Dirty Jobs’ Host Mike Rowe Is Giving Away $10 Million to Get Gen Z Into Trades, The Economic Logic Is Compelling
For the better part of twenty years, Mike Rowe has been knee-deep in things most people would prefer not to mention, crawling through sewers, and climbing oil rigs. He therefore carries a weight when discussing what young Americans ought to be doing with their lives that a guidance counselor in a quiet suburban office just cannot match. Through the Work Ethic Scholarship Program at his mikeroweWORKS Foundation, he is investing $10 million, twice as much as in previous rounds, to support the message this year.
It’s a startling figure, and the timing is difficult to overlook. Rowe says applications are coming in at about ten times the normal rate. Gen Z seems to be the first generation sincere enough to openly acknowledge that something is changing beneath the surface of the American job market. Once regarded by the middle class as an almost sacred passport, the four-year degree is beginning to resemble an extremely costly lottery ticket.
There is no nuance in the economic reasoning.

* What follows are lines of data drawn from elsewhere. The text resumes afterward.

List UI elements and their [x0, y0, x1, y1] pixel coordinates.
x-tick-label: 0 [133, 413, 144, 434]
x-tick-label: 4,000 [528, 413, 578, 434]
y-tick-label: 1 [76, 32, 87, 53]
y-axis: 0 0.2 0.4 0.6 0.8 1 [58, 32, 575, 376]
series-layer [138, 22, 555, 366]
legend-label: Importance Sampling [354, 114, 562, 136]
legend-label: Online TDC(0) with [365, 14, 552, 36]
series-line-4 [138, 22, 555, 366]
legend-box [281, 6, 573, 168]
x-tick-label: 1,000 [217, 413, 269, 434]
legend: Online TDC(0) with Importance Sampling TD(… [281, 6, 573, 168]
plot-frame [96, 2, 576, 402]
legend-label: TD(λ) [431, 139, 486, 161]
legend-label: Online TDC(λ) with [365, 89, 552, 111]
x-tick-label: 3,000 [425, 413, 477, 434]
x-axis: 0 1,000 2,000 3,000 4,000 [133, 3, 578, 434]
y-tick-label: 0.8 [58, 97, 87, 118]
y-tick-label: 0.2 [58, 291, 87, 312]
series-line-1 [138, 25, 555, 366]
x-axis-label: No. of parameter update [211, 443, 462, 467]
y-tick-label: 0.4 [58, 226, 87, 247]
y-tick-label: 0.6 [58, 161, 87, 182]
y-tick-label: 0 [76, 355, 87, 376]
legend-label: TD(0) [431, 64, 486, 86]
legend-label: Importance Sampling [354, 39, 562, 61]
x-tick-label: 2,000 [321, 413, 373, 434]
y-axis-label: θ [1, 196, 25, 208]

Housing, healthcare, energy, and all other major household expenses were surpassed by college tuition between 1983 and 2025. When Rowe and BlackRock CEO Larry Fink brought this up at the company’s 2026 Infrastructure Summit, the statement struck a chord because it is unquestionably true. The trades, meanwhile, have been subtly moving in the other direction. Meeting data center electricians earning $280,000 annually have been mentioned by Rowe. That is not a typo, nor is it an anomaly in some areas of the industrial and construction industries.
Walking through any mid-sized American town gives one the impression that the nation has forgotten how to build things and is only now remembering. Sometime in the 1970s and 1980s, shop classes were eliminated from public schools because they were seen as remnants of a bygone industrial era. It makes sense that parents took in the message: blue collar is inferior to white collar. The “vocational consolation prize” framing, as Rowe refers to it, persisted for a generation. Unfilled job postings, deteriorating infrastructure, and the odd quiet at trade schools that ought to be packed are all signs of the consequences.

The collision with artificial intelligence is what makes this moment truly fascinating. AI appears most eager to consume entry-level white-collar jobs, such as financial analysis, marketing copy, legal research, and simple coding. Plumbers are unconcerned. Industrial welders and HVAC specialists are not either. At two in the morning, you can’t ask a chatbot to fix a leaking gas line in a basement or rewire a substation. The jobs that were once written off as low-status may end up being the most resilient, which is a subtle irony.
For the most part, Rowe is cautious. He doesn’t tell anyone that attending college is useless. He tells them that it isn’t the best course for the majority of people, which is a more modest and likely true statement. When you look at the numbers, his foundation’s framing—that hard work deserves new appreciation—seems almost archaic. Nationwide student loan debt is still crippling. The effects of inflation are still being felt. Tariffs are changing supply chains so that more skilled labor from within the country is needed, not less. The way the pieces fit together is a bit too good to ignore.
It remains to be seen if $10 million is sufficient to change the course. Scholarships benefit individuals, but they don’t always instantly change culture. Even so, it’s difficult not to feel that something long-lasting is being promoted here—a more subdued, less glamorous version of the American work ethic that smells more like sawdust and engine grease than venture capital. Gen Z might accept it or not. However, they appear to be paying attention for the first time in years.